Mothers struggling to feed their children, kids unable to focus in school because they are hungry, working-class families unable to put food on the table: these images appeared on screen in the main gallery of Bridge Storage and Art Space. The audience of a dozen Richmond residents was captivated: Viewers gasped and mumbled as they watched the painful realities of food insecurity in the U.S.
A Place At The Table, a film documenting the growing issue of hunger in America, was the November selection for the Richmond Food Policy Council’s Food Justice Film Series.
The series, which launched earlier this year, is part of the Council’s outreach initiative to educate and encourage community participation on food security. The viewings are free and open to the public on the first Thursday of every month.
“Our goal is to get people more empowered about our food system,” said Gwenn White, member of the Council.
After each screening, attendees form a circle and talk about the film. Event moderator Trisha Clifford calls the discussion a time to process the film’s content and the emotions brought on by it.
“Were the facts in the movie surprising?” asked Clifford.
“Not for those of us who have been through it,” replied Stephanie Hervey, member of the Council.
As the group launched into discussion, several people shared anecdotes about relying on government assistance or charity when they were children.
“I just remember standing in line at the food bank with my mother,” said Urban Tilth Executive Director Doria Robinson, as she wiped tears from her eyes. “Emergency programs are great, but it is not about emergency food, it is about economic security.”
This is an idea that the movie addressed: There’s a fundamental instability in relying on charities and emergency services to put food on the table. The film suggests that the real issue is poverty.
This may be true in Richmond.

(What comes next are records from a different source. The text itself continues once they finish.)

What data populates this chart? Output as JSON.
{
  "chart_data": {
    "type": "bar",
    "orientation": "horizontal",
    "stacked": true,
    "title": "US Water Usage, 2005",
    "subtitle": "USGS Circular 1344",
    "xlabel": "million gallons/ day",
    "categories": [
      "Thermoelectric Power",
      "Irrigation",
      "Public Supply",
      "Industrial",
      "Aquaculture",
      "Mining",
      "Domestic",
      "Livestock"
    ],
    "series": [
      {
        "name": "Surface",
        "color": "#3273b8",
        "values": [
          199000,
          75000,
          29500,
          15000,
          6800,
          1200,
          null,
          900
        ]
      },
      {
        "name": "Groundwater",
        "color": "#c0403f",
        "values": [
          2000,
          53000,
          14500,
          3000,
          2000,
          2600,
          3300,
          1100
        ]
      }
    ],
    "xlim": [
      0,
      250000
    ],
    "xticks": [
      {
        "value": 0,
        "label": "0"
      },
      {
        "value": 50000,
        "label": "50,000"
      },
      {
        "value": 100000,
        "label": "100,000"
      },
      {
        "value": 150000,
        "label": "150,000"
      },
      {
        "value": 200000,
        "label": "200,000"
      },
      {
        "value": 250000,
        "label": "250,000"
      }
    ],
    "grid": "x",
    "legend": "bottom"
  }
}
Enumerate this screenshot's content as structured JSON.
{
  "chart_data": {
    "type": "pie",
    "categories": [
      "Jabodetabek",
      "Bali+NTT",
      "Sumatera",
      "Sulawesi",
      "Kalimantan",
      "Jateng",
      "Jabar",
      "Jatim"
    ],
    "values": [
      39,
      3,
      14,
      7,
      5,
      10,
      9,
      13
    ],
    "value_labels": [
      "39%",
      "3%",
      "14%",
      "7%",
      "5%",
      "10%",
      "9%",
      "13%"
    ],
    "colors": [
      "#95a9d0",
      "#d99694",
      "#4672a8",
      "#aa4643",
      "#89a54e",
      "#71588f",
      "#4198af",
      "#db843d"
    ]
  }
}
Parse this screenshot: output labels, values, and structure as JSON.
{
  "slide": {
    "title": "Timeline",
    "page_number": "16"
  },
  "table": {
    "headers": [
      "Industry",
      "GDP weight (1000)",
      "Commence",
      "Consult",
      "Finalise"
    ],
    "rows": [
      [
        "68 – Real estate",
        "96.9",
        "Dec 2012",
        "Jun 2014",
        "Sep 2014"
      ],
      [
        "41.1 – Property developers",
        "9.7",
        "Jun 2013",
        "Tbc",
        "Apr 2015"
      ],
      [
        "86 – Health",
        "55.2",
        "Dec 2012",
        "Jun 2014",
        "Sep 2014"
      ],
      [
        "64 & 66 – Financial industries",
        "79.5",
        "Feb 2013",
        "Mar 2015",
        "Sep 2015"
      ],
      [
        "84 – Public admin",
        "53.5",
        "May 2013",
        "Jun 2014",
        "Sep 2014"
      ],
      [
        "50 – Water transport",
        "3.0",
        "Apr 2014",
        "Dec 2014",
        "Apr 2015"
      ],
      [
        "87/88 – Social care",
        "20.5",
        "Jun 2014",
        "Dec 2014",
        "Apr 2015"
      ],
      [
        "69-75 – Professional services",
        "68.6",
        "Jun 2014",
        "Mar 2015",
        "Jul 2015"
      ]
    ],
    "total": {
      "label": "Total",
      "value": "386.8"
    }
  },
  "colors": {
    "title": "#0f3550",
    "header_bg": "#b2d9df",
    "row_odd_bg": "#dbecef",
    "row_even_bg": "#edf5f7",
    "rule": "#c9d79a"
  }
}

The local emergency food bank provides assistance to more than 42,000 residents every year. And the local poverty rate is twice the average within Contra Costa County, with over 18,000 residents living below the poverty line.
In July, residents gathered to watch The Power of Community: How Cuba Survived Peak Oil. According to the film, Cubans were able to sustain themselves during economic turmoil with organic and local farming. Richmond Food Policy Council has taken a similar approach.
“When residences are involved, that’s when you get something sustainable,” said Tanya Rovira, a Food Policy Council member and one of the event coordinators.
Robinson, who co-chairs the Council, expressed the need for residents to invest in local initiatives on food security, and the importance of working with regional government rather than depending on the short-term solutions that federal programs often provide.
“The government I value most is local government,” said Robinson. They have the power to play a major role in re-tooling these aspects of the community, she said.
The Council hopes to reach communities beyond Richmond with the series.
“I want to extend this to East County,” said Rovira who is also the Nutrition and Food Security Coordinator for Contra Costa County. “They have a lot of the same problems but they don’t have the history of activism that Richmond has.”
The December selection for the series is Byron Hurt’s Soul Food Junkies. A film that explores the connection between soul food, identity, and health issues in the black community.